Du 17 février au 4 avril 2008, Maan Asema, La position de la Terre, exposition collective avec Adel Abidin, Petri Eskelinen, Tommi Grönlund & Petteri Nisunen, Ikka Halso, Antti Laitinen, Janne Lehtinen, Ville Lenkkeri, Anni Leppälä, Liisa Lounila, Seppo Renvall, Heli Silojärvi, Kim Simonsson, Anna Tuori, et une project room avec Carolina Saquel, sur un commissariat de Paula Toppila & Sophie Kaplan.
L’exposition Maan Asema—La position de la Terre, organisée dans le cadre de 100% Finlande, rassemble les œuvres d’une quinzaine d’artistes et mêle photographies, peintures, dessins, sculptures, vidéos et installations.
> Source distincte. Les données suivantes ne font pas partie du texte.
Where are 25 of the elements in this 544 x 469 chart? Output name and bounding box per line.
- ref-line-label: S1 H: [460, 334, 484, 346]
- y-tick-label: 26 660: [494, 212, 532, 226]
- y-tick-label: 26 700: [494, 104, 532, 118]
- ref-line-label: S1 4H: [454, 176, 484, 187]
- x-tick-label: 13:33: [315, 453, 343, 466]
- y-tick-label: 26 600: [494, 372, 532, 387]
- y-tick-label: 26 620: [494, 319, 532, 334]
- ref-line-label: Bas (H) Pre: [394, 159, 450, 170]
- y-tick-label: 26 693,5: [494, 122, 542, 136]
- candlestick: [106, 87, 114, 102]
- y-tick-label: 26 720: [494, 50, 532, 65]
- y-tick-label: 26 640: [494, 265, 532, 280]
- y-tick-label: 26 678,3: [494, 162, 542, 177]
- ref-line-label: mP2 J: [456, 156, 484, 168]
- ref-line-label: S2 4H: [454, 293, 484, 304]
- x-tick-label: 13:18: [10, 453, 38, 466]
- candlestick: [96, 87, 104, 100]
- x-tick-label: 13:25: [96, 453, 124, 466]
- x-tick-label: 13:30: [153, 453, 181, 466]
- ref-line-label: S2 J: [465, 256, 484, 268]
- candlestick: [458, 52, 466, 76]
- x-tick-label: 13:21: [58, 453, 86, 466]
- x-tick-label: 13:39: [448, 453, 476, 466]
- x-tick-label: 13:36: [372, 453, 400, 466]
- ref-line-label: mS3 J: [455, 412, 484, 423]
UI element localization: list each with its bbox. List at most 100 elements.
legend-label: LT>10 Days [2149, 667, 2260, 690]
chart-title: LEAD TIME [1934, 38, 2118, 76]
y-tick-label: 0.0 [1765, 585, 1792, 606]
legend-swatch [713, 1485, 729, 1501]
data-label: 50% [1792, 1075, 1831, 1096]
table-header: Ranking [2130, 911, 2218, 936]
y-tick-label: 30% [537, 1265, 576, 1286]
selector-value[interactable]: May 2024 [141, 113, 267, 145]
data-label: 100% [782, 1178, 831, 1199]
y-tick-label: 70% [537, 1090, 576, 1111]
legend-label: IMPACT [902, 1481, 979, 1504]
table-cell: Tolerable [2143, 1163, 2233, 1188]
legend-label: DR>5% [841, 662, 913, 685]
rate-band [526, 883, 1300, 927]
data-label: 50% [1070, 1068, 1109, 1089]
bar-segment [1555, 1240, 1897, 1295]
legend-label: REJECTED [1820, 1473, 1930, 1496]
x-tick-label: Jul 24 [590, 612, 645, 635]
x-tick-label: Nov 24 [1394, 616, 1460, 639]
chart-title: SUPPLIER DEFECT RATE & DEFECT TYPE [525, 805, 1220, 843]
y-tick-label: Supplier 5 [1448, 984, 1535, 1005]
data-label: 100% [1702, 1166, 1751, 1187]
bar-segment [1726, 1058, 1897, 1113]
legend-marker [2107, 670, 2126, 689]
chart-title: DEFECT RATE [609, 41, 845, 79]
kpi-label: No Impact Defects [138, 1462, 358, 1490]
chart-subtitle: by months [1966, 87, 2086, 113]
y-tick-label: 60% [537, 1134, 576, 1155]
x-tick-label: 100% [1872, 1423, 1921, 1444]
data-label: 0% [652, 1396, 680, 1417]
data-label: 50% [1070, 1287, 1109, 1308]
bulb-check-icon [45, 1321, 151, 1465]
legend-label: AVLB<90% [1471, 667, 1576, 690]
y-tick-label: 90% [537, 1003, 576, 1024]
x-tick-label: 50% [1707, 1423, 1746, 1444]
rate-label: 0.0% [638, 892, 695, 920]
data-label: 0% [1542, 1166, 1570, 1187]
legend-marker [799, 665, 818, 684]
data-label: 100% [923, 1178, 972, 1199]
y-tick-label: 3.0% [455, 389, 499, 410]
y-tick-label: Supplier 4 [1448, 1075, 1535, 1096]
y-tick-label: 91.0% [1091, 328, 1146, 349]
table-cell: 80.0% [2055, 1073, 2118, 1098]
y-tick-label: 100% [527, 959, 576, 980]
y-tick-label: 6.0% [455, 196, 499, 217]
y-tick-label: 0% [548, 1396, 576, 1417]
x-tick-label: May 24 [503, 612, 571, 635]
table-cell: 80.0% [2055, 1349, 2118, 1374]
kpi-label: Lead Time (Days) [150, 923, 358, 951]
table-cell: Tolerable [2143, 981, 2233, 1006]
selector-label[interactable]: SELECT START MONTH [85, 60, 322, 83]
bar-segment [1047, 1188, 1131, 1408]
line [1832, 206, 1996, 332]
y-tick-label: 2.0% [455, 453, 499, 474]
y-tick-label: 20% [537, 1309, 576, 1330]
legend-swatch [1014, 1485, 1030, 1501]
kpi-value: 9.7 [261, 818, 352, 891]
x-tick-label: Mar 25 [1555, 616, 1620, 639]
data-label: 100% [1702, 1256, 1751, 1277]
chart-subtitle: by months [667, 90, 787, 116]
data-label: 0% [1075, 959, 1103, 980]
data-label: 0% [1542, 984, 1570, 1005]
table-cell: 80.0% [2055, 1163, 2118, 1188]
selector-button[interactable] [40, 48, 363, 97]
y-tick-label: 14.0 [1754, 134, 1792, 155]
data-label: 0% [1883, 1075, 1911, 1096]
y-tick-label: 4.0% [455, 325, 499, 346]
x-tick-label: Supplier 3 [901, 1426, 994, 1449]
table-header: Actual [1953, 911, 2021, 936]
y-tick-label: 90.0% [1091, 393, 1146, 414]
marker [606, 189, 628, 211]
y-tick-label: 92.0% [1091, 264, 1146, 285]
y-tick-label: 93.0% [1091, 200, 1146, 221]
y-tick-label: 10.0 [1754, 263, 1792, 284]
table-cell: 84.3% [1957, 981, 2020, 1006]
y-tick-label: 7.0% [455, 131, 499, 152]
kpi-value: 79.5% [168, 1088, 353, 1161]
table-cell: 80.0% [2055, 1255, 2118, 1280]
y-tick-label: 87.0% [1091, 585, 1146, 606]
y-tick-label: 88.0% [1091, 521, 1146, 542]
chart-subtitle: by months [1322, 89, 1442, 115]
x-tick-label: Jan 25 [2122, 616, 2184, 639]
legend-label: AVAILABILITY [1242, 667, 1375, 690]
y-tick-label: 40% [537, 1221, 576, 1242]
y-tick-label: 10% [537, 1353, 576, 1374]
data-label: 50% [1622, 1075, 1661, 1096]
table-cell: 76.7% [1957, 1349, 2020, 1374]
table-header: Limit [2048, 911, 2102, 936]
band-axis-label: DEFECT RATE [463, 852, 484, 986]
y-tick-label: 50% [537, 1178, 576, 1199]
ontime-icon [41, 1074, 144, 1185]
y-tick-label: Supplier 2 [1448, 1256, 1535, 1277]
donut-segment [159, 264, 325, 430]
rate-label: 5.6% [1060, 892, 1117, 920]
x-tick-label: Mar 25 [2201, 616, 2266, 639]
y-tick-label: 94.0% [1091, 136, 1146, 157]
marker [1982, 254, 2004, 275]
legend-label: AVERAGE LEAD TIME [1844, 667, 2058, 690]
Très dynamique, notamment dans le domaine de la photographie, la jeune scène finlandaise est riche de découvertes et l’exposition du CRAC Alsace propose, aux côtés d’artistes déjà reconnus sur la scène internationale, de jeunes artistes qui exposent pour la première fois en France.
Le titre de l’exposition, Maan Asema—La position de la Terre* renvoie à la relation tour à tour humaniste, naturaliste, scientifique, physique, onirique et/ou intimiste, que les artistes, chacun à leur manière, fondent avec la terre, plus largement avec le monde.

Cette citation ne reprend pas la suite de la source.